Tabliczki do znaków drogowych

Choroby psychiczne mają to do siebie, że cechują się pewnymi objawami. Chory może świetnie przypominać osobę w pełni zdrową, ponieważ fasada może być zachowana nawet doskonale. Tak jest w przypadku pana Sławka, który cierpi na szereg zaburzeń, w tym na chorobę afektywną dwubiegunową. Spotykamy go w oddziale jednej z placówek leczących takie zaburzenia. Rozmowa toczy się świetnie, a w towarzystwie papierosa z kawą jeszcze lepiej.

– Szedłem po wódkę piechotą. Druga połowa lat siedemdziesiątych – kryzys. Chciało mi się pić jak psu wiadomo co, ale mi chciało się pić bardzo, więc dowiedziawszy się o mecie kilka miejscowości za miastem ruszyłem piechotą. Byłem wtedy na studiach. Szedłem bokiem ulicy. Jedna wioska za mną, druga i trzecia – cel coraz bliżej. Wtem patrze, a na działce za płotem stoi syrenka, w dodatku drzwi pootwierane. Myśle sobie – ognia.

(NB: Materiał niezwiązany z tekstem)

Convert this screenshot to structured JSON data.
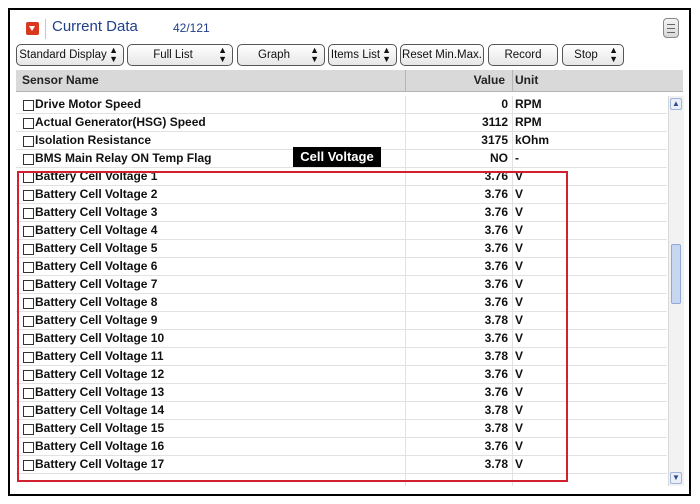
{
  "header": {
    "title": "Current Data",
    "count": "42/121"
  },
  "toolbar": {
    "standard_display": "Standard Display",
    "full_list": "Full List",
    "graph": "Graph",
    "items_list": "Items List",
    "reset_min_max": "Reset Min.Max.",
    "record": "Record",
    "stop": "Stop"
  },
  "grid": {
    "columns": {
      "name": "Sensor Name",
      "value": "Value",
      "unit": "Unit"
    },
    "rows": [
      {
        "name": "Drive Motor Speed",
        "value": "0",
        "unit": "RPM"
      },
      {
        "name": "Actual Generator(HSG) Speed",
        "value": "3112",
        "unit": "RPM"
      },
      {
        "name": "Isolation Resistance",
        "value": "3175",
        "unit": "kOhm"
      },
      {
        "name": "BMS Main Relay ON Temp Flag",
        "value": "NO",
        "unit": "-"
      },
      {
        "name": "Battery Cell Voltage 1",
        "value": "3.76",
        "unit": "V"
      },
      {
        "name": "Battery Cell Voltage 2",
        "value": "3.76",
        "unit": "V"
      },
      {
        "name": "Battery Cell Voltage 3",
        "value": "3.76",
        "unit": "V"
      },
      {
        "name": "Battery Cell Voltage 4",
        "value": "3.76",
        "unit": "V"
      },
      {
        "name": "Battery Cell Voltage 5",
        "value": "3.76",
        "unit": "V"
      },
      {
        "name": "Battery Cell Voltage 6",
        "value": "3.76",
        "unit": "V"
      },
      {
        "name": "Battery Cell Voltage 7",
        "value": "3.76",
        "unit": "V"
      },
      {
        "name": "Battery Cell Voltage 8",
        "value": "3.76",
        "unit": "V"
      },
      {
        "name": "Battery Cell Voltage 9",
        "value": "3.78",
        "unit": "V"
      },
      {
        "name": "Battery Cell Voltage 10",
        "value": "3.76",
        "unit": "V"
      },
      {
        "name": "Battery Cell Voltage 11",
        "value": "3.78",
        "unit": "V"
      },
      {
        "name": "Battery Cell Voltage 12",
        "value": "3.76",
        "unit": "V"
      },
      {
        "name": "Battery Cell Voltage 13",
        "value": "3.76",
        "unit": "V"
      },
      {
        "name": "Battery Cell Voltage 14",
        "value": "3.78",
        "unit": "V"
      },
      {
        "name": "Battery Cell Voltage 15",
        "value": "3.78",
        "unit": "V"
      },
      {
        "name": "Battery Cell Voltage 16",
        "value": "3.76",
        "unit": "V"
      },
      {
        "name": "Battery Cell Voltage 17",
        "value": "3.78",
        "unit": "V"
      }
    ]
  },
  "callout": {
    "label": "Cell Voltage"
  },
  "colors": {
    "title": "#1f3f8a",
    "highlight": "#d2202f",
    "header_bg": "#d9d9d9"
  }
}
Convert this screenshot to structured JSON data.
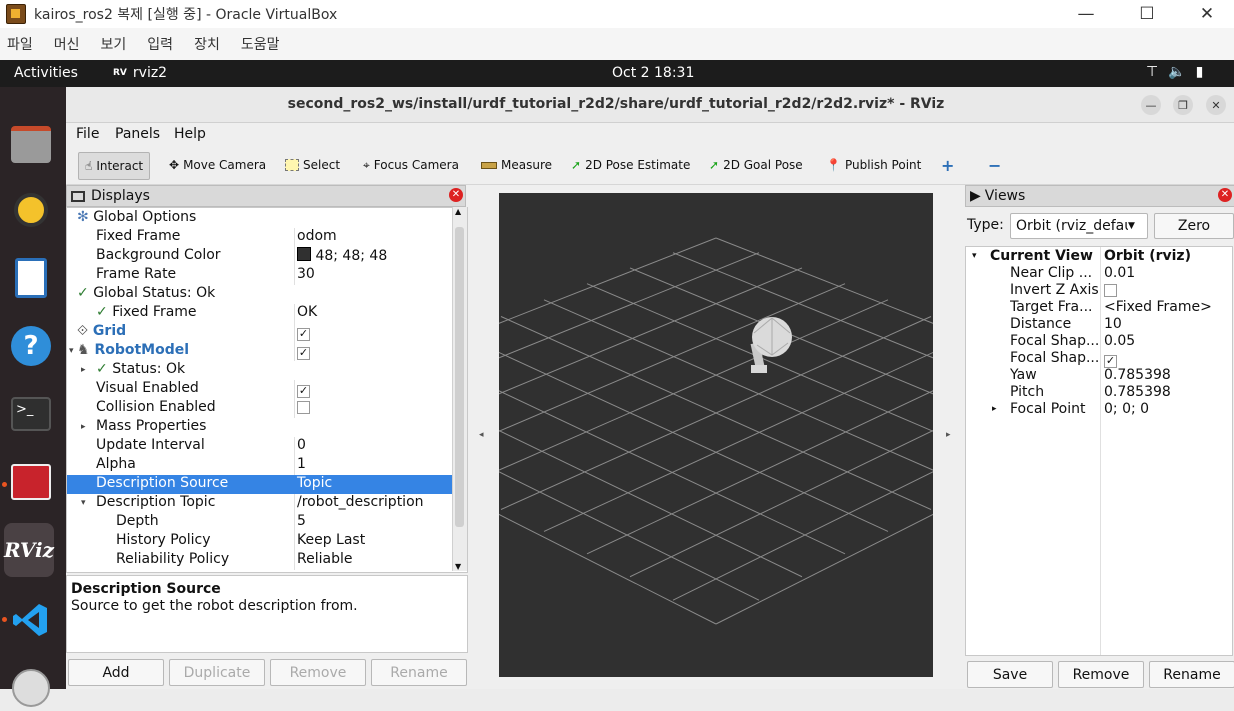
{
  "vbox": {
    "title": "kairos_ros2 복제 [실행 중] - Oracle VirtualBox",
    "menu": [
      "파일",
      "머신",
      "보기",
      "입력",
      "장치",
      "도움말"
    ],
    "ctl_min": "—",
    "ctl_max": "☐",
    "ctl_close": "✕"
  },
  "gnome": {
    "activities": "Activities",
    "app": "rviz2",
    "app_badge": "RV",
    "clock": "Oct 2  18:31"
  },
  "rviz": {
    "title": "second_ros2_ws/install/urdf_tutorial_r2d2/share/urdf_tutorial_r2d2/r2d2.rviz* - RViz",
    "menu": [
      "File",
      "Panels",
      "Help"
    ],
    "tools": [
      "Interact",
      "Move Camera",
      "Select",
      "Focus Camera",
      "Measure",
      "2D Pose Estimate",
      "2D Goal Pose",
      "Publish Point"
    ],
    "displays_title": "Displays",
    "views_title": "Views",
    "rows": [
      {
        "name": "Global Options",
        "value": ""
      },
      {
        "name": "Fixed Frame",
        "value": "odom"
      },
      {
        "name": "Background Color",
        "value": "48; 48; 48"
      },
      {
        "name": "Frame Rate",
        "value": "30"
      },
      {
        "name": "Global Status: Ok",
        "value": ""
      },
      {
        "name": "Fixed Frame",
        "value": "OK"
      },
      {
        "name": "Grid",
        "value": ""
      },
      {
        "name": "RobotModel",
        "value": ""
      },
      {
        "name": "Status: Ok",
        "value": ""
      },
      {
        "name": "Visual Enabled",
        "value": ""
      },
      {
        "name": "Collision Enabled",
        "value": ""
      },
      {
        "name": "Mass Properties",
        "value": ""
      },
      {
        "name": "Update Interval",
        "value": "0"
      },
      {
        "name": "Alpha",
        "value": "1"
      },
      {
        "name": "Description Source",
        "value": "Topic"
      },
      {
        "name": "Description Topic",
        "value": "/robot_description"
      },
      {
        "name": "Depth",
        "value": "5"
      },
      {
        "name": "History Policy",
        "value": "Keep Last"
      },
      {
        "name": "Reliability Policy",
        "value": "Reliable"
      }
    ],
    "desc_title": "Description Source",
    "desc_text": "Source to get the robot description from.",
    "buttons": [
      "Add",
      "Duplicate",
      "Remove",
      "Rename"
    ],
    "views": {
      "type_label": "Type:",
      "type_value": "Orbit (rviz_defau",
      "zero": "Zero",
      "current_view": "Current View",
      "current_value": "Orbit (rviz)",
      "props": [
        {
          "name": "Near Clip ...",
          "value": "0.01"
        },
        {
          "name": "Invert Z Axis",
          "value": ""
        },
        {
          "name": "Target Fra...",
          "value": "<Fixed Frame>"
        },
        {
          "name": "Distance",
          "value": "10"
        },
        {
          "name": "Focal Shap...",
          "value": "0.05"
        },
        {
          "name": "Focal Shap...",
          "value": ""
        },
        {
          "name": "Yaw",
          "value": "0.785398"
        },
        {
          "name": "Pitch",
          "value": "0.785398"
        },
        {
          "name": "Focal Point",
          "value": "0; 0; 0"
        }
      ],
      "buttons": [
        "Save",
        "Remove",
        "Rename"
      ]
    }
  },
  "colors": {
    "background_swatch": "#303030",
    "selection": "#3584e4",
    "accent": "#e95420"
  }
}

Pan Sławek przeskoczył płot i jako wprawny student polibudy łączy kable stacyjki, a syrenka odpala.

– Wyjechałem z tej działki rozwalając bramę i w drogę. Jechałem szybko, wtem nieoznaczony zakręt w lewo i wyskakuje z drogi prosto w pole.

Pan Sławek pojechał jeszcze polem siłą rozpędu drogowego by uderzyć w słup trakcji elektrycznej. Ze złamaną ręką jednak doszedł do upragnionej mety, jednak braku oznaczenia nie zapomniał już nigdy. Aby o tym zapamiętać zbiera do dziś tabliczki znaków drogowych, które wiszą u niego w domu na ścianach zamiast obrazów przodków.